Posted: Jul 9, 2012 4:19 PM by KSBY News (staff)
Updated: Jul 9, 2012 4:30 PM
The State Attorney General's Office has filed a civil complaint against Santa Barbara based Hayden Environmental, Inc. and husband and wife co-owners Kurt Hayden and Julie Hayden seeking damages, civil penalties and injunctive relief. This, after criminal charges were filed back in May.
The couple and HEI are believed to have obtained over $1 million from the State Water Board's Underground Storage Tank Cleanup Fund.
HEI is a Santa Barbara-based environmental consulting firm that performs investigations and cleanups at about 20 petroleum contaminated underground storage tank sites in places such as Santa Barbara, Lompoc and Solvang.
The civil complaint alleges that HEI and the Haydens fraudulently and negligently misrepresented invoices submitted to the Cleanup Fund to obtain overpayments or payments they were not entitled to receive. Specifically, the complaint alleges that the Haydens billed for: hours not worked; equipment not used; markup on invoices from Julie Hayden's subcontracting company, Clean Earth Equipment Corporation; and visiting multiple sites in a single day and then billing full, daily-rate vehicle charges for each of those sites.

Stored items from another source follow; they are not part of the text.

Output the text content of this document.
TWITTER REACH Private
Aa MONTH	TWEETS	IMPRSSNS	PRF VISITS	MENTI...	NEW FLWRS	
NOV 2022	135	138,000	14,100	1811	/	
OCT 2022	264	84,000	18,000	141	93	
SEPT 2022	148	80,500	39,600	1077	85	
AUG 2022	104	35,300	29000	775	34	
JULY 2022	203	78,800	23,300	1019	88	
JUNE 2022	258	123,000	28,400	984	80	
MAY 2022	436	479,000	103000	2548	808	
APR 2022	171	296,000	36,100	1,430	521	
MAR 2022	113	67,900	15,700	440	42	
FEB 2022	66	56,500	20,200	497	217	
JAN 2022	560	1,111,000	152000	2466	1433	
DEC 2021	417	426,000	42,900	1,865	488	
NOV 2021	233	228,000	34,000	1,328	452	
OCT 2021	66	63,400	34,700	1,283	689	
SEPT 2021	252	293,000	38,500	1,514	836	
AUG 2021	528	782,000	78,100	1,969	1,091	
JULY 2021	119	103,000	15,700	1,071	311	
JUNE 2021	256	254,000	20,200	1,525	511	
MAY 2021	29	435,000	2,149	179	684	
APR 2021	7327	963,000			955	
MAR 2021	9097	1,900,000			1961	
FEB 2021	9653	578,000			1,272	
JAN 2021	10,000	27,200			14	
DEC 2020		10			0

The State Attorney General's Office also filed a criminal complaint against the Haydens in the Santa Barbara County Superior Court a few months ago. On May 10, 2012, as part of the criminal complaint, Kurt Hayden was arrested at the couple's multi-million home in Santa Barbara and Julie Hayden was arrested at a traffic stop nearby. Both served time in the county jail until they were released at a May 14, 2012 hearing on their own recognizance with ankle monitors.
"This is the latest action in a series of actions the Office of Enforcement is preparing. This back-end auditing function, coupled with the front-end preventative measures being developed and implemented by the Cleanup Fund, will help to root out consultants that are taking advantage of the system," said Cris Carrigan, Director of the Office of Enforcement.
The Cleanup Fund is financed by a two-cent per-gallon gasoline storage fee and is used to reimburse up to $1.5 million per site for cleanup of petroleum releases at underground storage tank facilities. There are approximately 3,700 active claims to the Cleanup Fund for reimbursement. The Cleanup Fund has reimbursed $2.9 billion for eligible costs since 1992. Approximately 6,500 Cleanup Fund sites have been cleaned up and closed since the program's inception in 1989.